As an example, which one would you prefer?
ERROR: failed saving customer

ERROR: failed saving customer -- KUNNR=4711, InsertObjects=[id=4711_DE country="DE"] - SQLException....

I guess you got a feeling what I've tried to describe you...

Logging is also remarkable for the comparison of the application state. For example, you can print an array or object before and after calling a function. None of this is available for debugging or only hardly achievable.

I would narrow it down to: Logging is powerful, not yet the best solution every time. But keep in mind to log "as much as necessary, as less as possible". And hopefully as soon as possible. Because your next bug will come soon and you might not be able to reproduce the bug in order to add necessary logs to the dedicated program behavior again.

Not everybody likes debugging. Do you?

To give you an idea, that not everybody is happy that developers have debuggers handy. I've met some developers or architects in my life who don't have a crush on debuggers. And for very specific, sometimes peculiar reasons. Of course, I don't want to deprive you of that, here are just some quotes I came across:

Linus Torvalds, Linux
"I happen to believe that not having a (kernel) debugger forces people to think about their problem on a different level than with a debugger. I think that without a debugger, you don't get into that mindset where you know how it behaves, and then you fix it from there. Without a debugger, you tend to think about problems another way. You want to understand things on a different _level_."

Robert C. Martin, Author & Editor of various books:
"I consider debuggers to be a drug -- an addiction. Programmers can get into the horrible habbit of depending on the debugger instead of on their brain.
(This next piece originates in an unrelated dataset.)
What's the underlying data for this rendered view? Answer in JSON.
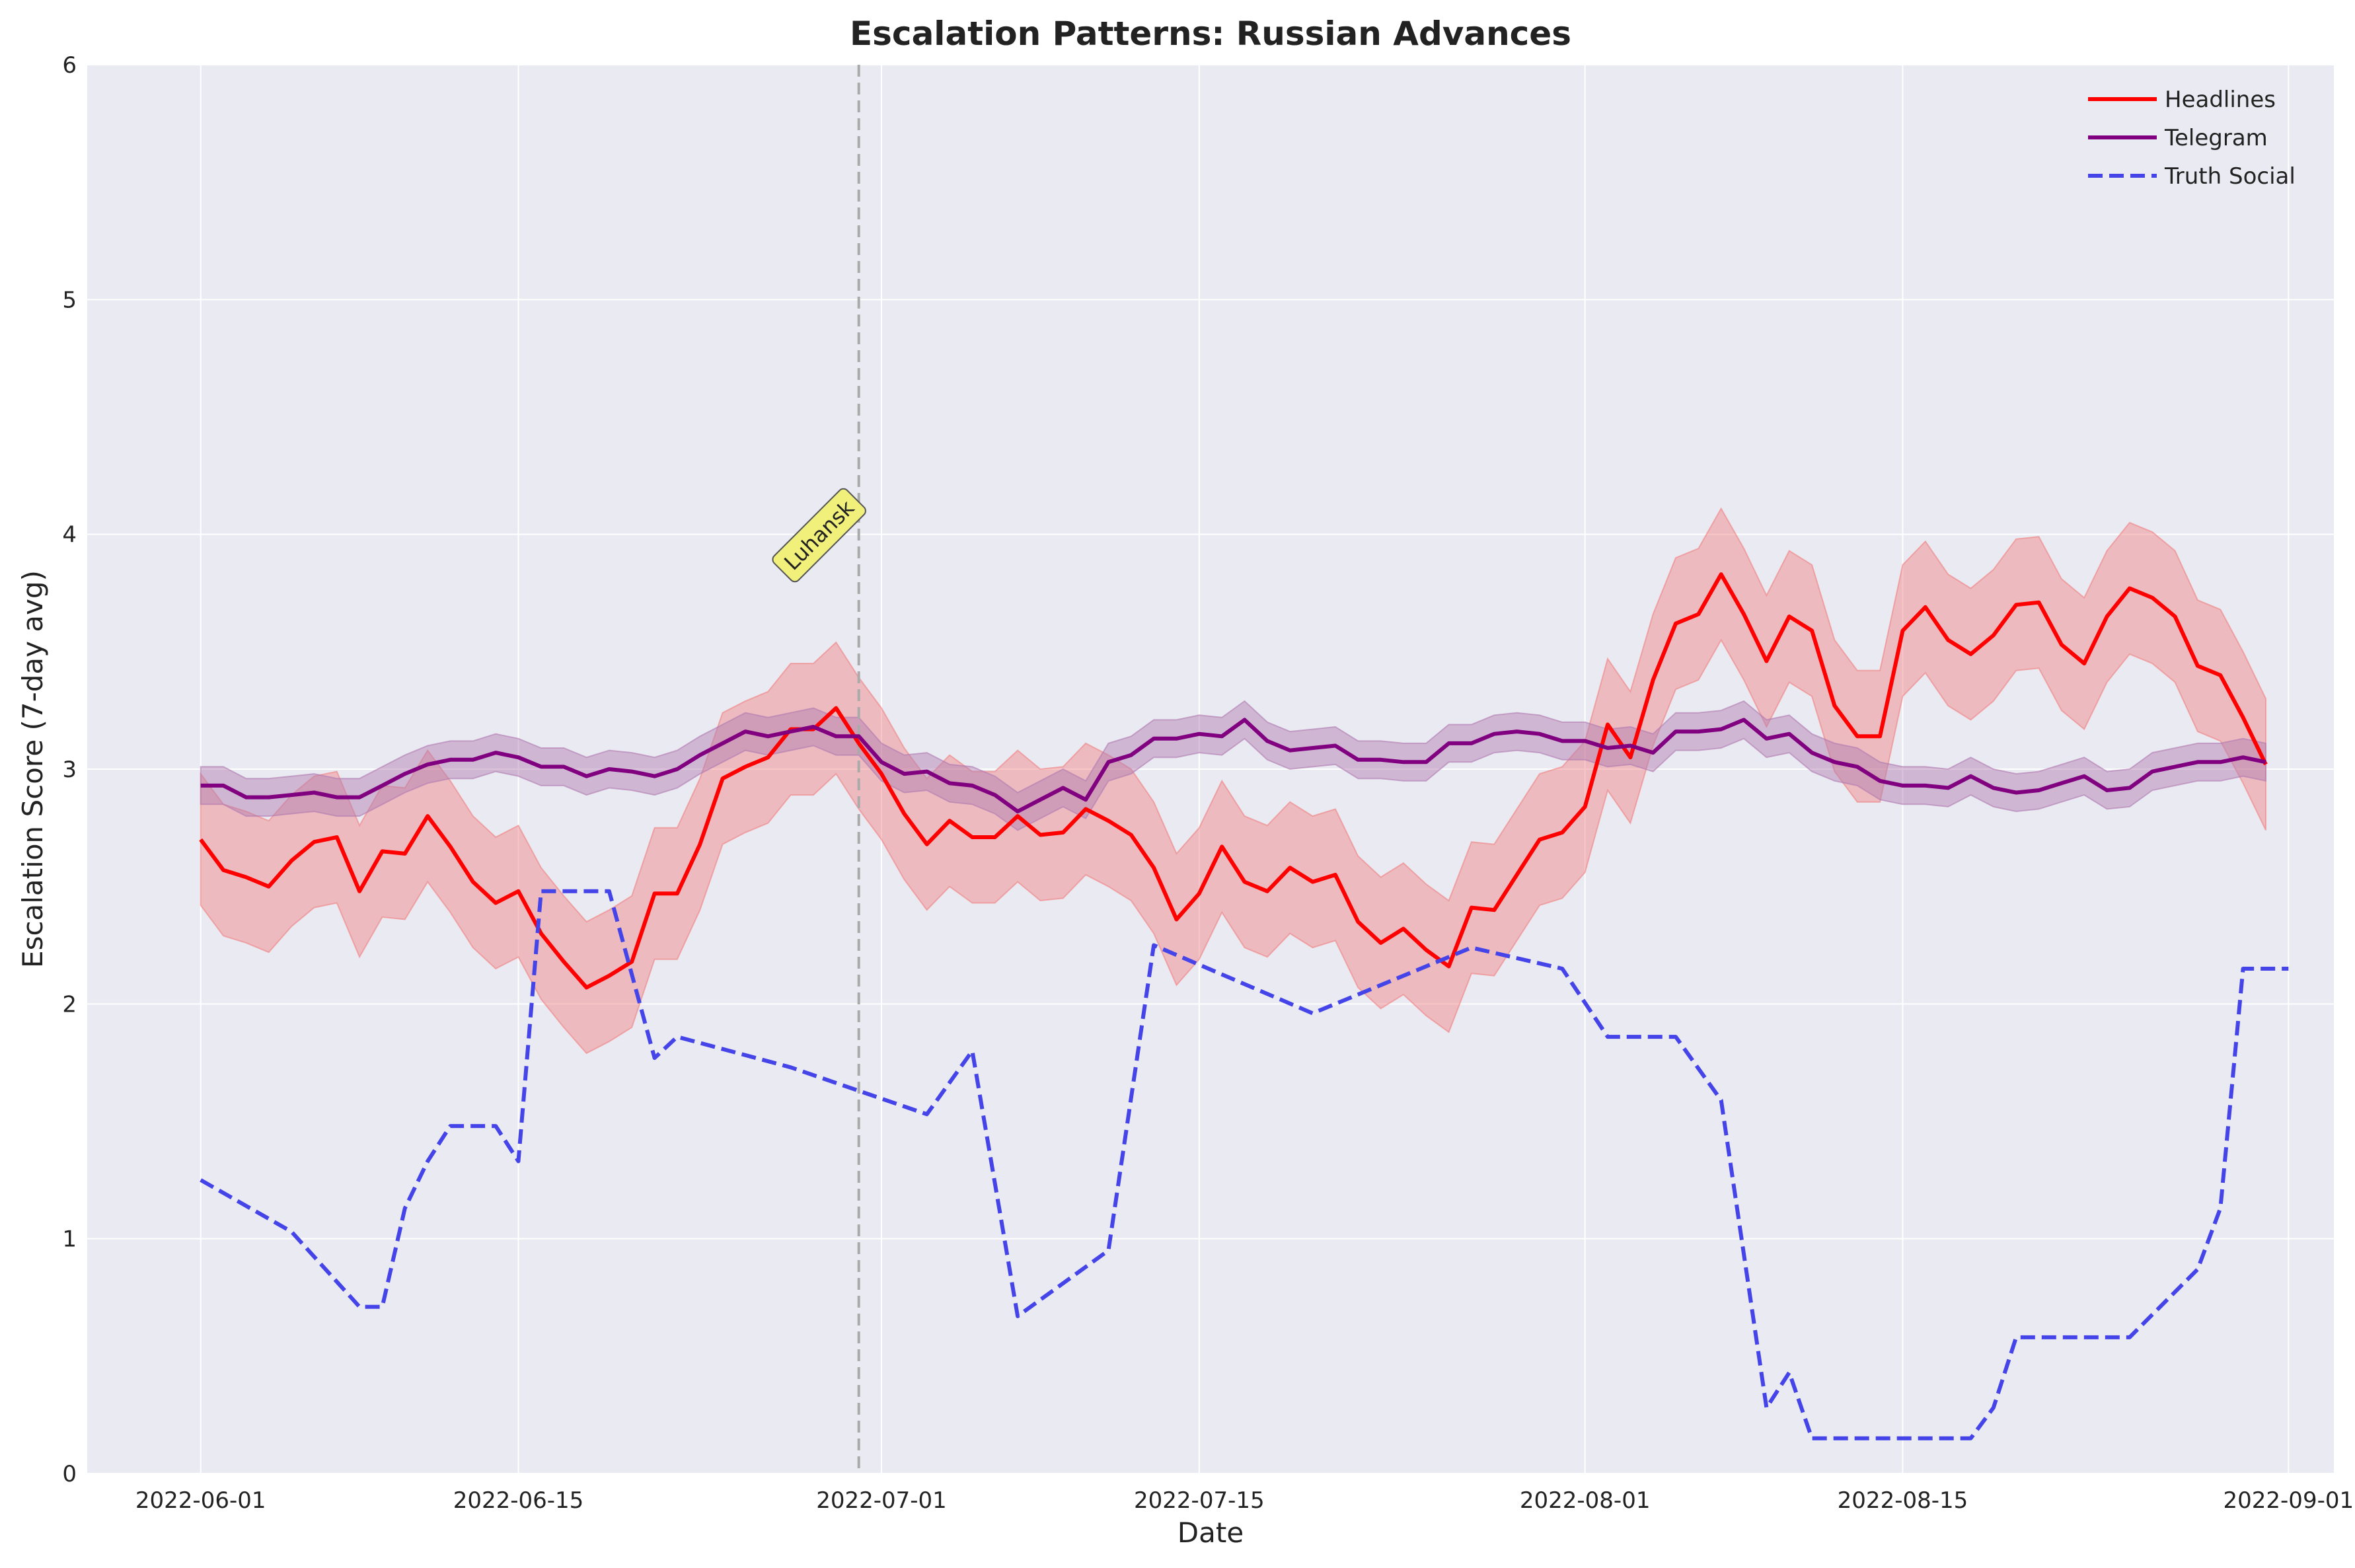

IMHO a debugger is a tool of last resort. Once you have exhausted every other avenue of diagnosis, and have given very careful thought to just rewriting the offending code, *then* you may need a debugger."

John Graham Cumming, CTO Cloudflare
I hate debuggers. And not only do I hate them, I rarely use them. For me, a debugger is (almost) always the wrong tool. And people who habitually use debuggers are making a big mistake, because they don't truly understand their code. I suspect that the same people who use debuggers all the time, are the same people who don't unit test their code.

Well, this is just my opinion. What is yours? What do YOU think? How do YOU relate to / use debugging? I'm really curious about your thoughts!